Istilah bersama rakyat TNI kuat", sebagai bagian dari tema HUT ke-68 TNI. tampaknya salah satu bentuk penegasan atas kredo TNI itu.
"Saya tidak berani jauh-jauh berspekulasi bahwa penegasan kredo itu merupakan manifestasi distansiasi institusi TNI dari pemerintah dan/atau manifestasi dari meluasnya sikap anti politik beberapa anggota TNI," ujar Kusnanto.
Kecederungan konvergensi antara distansiasi institusi dan sikap anti-politik beberapa anggota TNI - itupun barangkali, tuturnya, baru ter¬jadi pada tingkatan yang sa¬ngat kecil. "Itu bukan pencer¬minan dari kembalinya ten¬tara politik," jelasnya.
Kontekstualisasi paling jauh dan paling kontemporer dari kredo itu, menurut dia, adalah pada kebijakan, strategi, dan program-program terkait dengan komponen cadangan dan pendukung pertahanan negara. Dalam konteks ini istilah "rakyat" yang secara konotatif berarti warga negara tampaknya memang harus dikonversi menjadi komponen-komponen non-militer, baik yang siap dimobilisasi (komponen cadangan) maupun yang menopang kemampuan pertahanan militer (komponen pendukung). Karena alasan historis (perang kemerdekaan), optimalisasi pemanfaatan sumberdaya nasional (konsepsi pertahanan semesta), ataupun karena jalinan antara ancaman militer dan ancaman nirmiliter ada kebutuhan amal besar tentang partisipasi rakyat dalam upaya belanegara.

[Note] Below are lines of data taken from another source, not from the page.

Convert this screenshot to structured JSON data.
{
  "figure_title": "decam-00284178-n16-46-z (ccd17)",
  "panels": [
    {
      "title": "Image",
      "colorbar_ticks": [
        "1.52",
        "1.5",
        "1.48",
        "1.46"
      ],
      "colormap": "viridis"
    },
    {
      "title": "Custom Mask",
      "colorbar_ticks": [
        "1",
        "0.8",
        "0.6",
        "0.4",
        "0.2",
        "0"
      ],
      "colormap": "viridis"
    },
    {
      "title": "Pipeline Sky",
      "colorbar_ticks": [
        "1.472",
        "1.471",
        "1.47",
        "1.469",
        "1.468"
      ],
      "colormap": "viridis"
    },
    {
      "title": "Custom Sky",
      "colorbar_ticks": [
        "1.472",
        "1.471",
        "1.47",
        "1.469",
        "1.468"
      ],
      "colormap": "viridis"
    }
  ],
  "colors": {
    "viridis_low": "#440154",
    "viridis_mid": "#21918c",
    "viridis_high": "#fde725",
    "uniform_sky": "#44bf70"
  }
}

Tentu saya tidak menyangkal bahwa penegasan kredo 'tentara rakyat' itu tidak akan menjelma menjadi fenomena politik yang mengikis apa yang sudah diraih dari reformasi TNI." katanya.
Masih menjadi tanda tanya seberapa besar gaung ajakan TNI sebagai stimulator perubahan itu akan terjadi dan menjadi sikap resmi pimpinan TNI. Menjadi tanda tanya yang tak kalah penting untuk senantiasa mencegah kekestariaan bisa diwujudkan melalui tindakan pelanggaran hukum dan/atau kekejaman terhadap mereka yang tak berdaya. Tak seorangpun bisa memastikan jawaban itu. "Kaya mengamati dan hanya bisa menegaskan, orientasi pimpinan TNI tidak akan berubah dalam 10 tahun mendatang. Sepanjang kurun waktu itu, dukungan mereka terhadap system demokrasi masih lelap dapat diandalkan." (Windrarto), Sumber Koran: Suara Karya (08 Oktober 2013/Selasa, Hal. 03)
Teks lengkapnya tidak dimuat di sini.